Learning Kotlin type alias feature

The Kotlin type alias feature allows you to define an alternative name for your types, no matter if the type is built-in or custom.

To create a type alias in Kotlin, you need to use the typealias keyword followed by the alias name and the alias type.

typealias [alias name] = [alias type]

For example, you can alias the String type as Str as shown below:

typealias Str = String // Str type equals String

val myString: Str = "Nathan"

Kotlin’s type alias feature allows you to create alternative, shorter names for long type names.

The typealias keyword can be used for Kotlin classes, functions, and generic types.

Below is an example of a Kotlin class alias:

class UniqueIdentifier(var value: String)

typealias Uid = UniqueIdentifier

val userId = Uid("0001")

Next, you can also create an alias of function types:

typealias Length = (String) -> Int

val checkLength: Length = { it.length }

println(checkLength("Nathan")) // 6

The checkLength variable is essentially a function that accepts a String parameter and returns an Int value.

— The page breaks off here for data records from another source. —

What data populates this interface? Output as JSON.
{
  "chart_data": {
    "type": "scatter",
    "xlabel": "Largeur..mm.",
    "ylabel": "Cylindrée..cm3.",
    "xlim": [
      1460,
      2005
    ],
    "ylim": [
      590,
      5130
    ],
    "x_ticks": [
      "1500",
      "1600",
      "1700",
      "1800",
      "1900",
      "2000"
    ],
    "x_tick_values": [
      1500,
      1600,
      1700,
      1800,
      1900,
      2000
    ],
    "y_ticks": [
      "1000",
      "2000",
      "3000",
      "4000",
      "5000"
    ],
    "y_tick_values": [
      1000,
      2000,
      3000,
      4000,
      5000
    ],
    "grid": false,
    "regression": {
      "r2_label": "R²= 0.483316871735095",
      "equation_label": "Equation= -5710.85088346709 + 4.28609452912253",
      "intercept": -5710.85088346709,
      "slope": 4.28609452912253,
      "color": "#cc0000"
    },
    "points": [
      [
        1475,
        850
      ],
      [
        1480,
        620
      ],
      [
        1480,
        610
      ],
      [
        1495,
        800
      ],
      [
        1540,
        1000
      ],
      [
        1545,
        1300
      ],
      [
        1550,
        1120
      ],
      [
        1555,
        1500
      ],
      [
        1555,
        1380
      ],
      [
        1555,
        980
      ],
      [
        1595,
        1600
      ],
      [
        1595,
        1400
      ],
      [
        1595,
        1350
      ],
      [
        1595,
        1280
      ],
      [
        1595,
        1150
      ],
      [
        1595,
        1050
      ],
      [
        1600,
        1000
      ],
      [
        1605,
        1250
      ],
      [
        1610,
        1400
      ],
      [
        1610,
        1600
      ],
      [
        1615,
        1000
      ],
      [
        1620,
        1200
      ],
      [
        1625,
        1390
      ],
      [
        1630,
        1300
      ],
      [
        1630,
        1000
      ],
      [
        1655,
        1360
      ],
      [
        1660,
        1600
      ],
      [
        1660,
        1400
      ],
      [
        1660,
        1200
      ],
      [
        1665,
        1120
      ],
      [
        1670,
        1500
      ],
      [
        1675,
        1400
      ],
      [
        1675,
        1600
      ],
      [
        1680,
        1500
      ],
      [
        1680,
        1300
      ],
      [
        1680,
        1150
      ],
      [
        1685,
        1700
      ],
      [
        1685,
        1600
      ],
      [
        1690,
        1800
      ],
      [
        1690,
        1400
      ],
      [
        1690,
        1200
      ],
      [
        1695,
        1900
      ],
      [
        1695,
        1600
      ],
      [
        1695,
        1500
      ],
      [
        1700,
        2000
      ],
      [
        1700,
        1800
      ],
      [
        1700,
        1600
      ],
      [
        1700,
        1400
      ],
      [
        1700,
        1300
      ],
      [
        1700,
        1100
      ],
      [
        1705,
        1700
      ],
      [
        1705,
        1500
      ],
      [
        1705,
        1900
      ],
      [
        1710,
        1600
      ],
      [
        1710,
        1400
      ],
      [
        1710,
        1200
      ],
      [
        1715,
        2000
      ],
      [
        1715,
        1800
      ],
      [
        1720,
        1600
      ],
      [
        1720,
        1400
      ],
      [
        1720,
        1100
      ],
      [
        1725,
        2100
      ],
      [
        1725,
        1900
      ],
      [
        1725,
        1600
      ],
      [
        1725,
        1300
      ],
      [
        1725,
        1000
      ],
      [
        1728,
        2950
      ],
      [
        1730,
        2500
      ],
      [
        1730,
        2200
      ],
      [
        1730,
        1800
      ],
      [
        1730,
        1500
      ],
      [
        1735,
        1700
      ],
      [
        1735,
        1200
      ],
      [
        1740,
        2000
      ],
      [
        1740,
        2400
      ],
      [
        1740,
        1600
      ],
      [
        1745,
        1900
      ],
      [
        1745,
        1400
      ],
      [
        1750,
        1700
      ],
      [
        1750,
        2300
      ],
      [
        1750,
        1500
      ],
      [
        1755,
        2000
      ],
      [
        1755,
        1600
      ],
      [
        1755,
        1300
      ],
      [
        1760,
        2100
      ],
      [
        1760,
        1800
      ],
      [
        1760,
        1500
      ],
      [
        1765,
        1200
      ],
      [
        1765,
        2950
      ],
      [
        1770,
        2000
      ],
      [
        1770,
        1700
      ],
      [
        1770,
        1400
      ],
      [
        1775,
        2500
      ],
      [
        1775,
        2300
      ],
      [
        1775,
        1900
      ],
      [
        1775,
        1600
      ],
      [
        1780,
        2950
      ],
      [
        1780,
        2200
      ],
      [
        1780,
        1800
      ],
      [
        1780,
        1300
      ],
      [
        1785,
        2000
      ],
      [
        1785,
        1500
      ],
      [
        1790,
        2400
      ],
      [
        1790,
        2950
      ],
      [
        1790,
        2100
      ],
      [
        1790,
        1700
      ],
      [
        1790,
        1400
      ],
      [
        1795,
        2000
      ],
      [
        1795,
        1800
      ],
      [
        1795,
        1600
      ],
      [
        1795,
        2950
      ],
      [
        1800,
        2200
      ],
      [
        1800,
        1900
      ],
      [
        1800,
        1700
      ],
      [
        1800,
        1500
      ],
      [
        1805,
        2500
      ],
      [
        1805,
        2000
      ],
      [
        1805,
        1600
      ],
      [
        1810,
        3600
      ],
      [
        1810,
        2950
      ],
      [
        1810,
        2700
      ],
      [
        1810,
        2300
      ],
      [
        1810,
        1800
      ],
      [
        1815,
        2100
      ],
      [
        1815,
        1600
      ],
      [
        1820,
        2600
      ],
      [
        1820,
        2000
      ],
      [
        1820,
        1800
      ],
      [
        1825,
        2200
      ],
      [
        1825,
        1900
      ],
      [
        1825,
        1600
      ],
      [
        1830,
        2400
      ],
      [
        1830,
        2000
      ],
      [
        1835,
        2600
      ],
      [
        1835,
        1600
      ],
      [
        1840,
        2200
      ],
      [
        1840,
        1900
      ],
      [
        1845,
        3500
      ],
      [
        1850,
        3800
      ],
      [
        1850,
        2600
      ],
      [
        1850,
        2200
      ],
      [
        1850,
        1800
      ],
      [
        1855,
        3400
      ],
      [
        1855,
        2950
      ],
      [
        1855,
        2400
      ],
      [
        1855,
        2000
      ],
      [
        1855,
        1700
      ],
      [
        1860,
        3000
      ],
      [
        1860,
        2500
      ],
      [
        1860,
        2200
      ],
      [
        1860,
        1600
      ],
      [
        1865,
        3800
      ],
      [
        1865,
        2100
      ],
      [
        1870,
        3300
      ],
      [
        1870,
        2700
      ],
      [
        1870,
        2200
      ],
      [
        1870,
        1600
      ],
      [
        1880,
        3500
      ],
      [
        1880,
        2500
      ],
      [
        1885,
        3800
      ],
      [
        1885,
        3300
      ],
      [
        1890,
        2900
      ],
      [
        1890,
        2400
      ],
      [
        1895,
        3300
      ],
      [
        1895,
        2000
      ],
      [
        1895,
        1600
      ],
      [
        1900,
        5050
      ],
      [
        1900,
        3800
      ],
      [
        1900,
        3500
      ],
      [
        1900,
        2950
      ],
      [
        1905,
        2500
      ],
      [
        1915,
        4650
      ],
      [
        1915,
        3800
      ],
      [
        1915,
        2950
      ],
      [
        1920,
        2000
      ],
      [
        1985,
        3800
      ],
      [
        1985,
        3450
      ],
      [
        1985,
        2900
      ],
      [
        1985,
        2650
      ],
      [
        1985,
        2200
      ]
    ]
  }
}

When developing Android applications, you can create an alias of Android R properties:

typealias Id = R.id
typealias Layout = R.layout
typealias Drawable = R.drawable


val button = findViewById<Button>(Id.button_id)

Type alias can also be used in place of import as follows:

typealias Text =  android.widget.TextView

// equals to..

import android.widget.TextView as Text

But it’s not recommended to use typealias in place of import unless you have a strong reason.

Kotlin type aliases don’t introduce new types because Kotlin replaces any alias with the real type during compile time.

This means the generated Java code executed during runtime uses the original type.

Error when using typealias

When running the examples below, you might see Kotlin throw an error saying:

Nested and local type aliases are not supported

This is an issue with Kotlin that has been resolved in the latest version. You need to make sure that the Kotlin library you use is >=1.6.10.

Also, the error will always appear when you run Kotlin code as a Scratch file in IntelliJ IDEA or Android Studio.

A typealias must be defined outside of a function as follows:

typealias Str = String

fun main() {
    val name: Str = "Nathan"

When the Nested and local type aliases are not supported error message is thrown, most likely there are aliases defined inside a function as shown below:

fun main() {
    typealias Str = String
    val name: Str = "Nathan"

This is why typealias always cause an error when run from Scratch files. All the code you write there is executed as if it would be in the body of the main function.

When aliasing a class, you can declare the typealias and the class as shown below:

class UniqueIdentifier(var value: String)
typealias uid = UniqueIdentifier

fun main() {
    val userId = uid("0001")

The typealias must be positioned outside of the main function.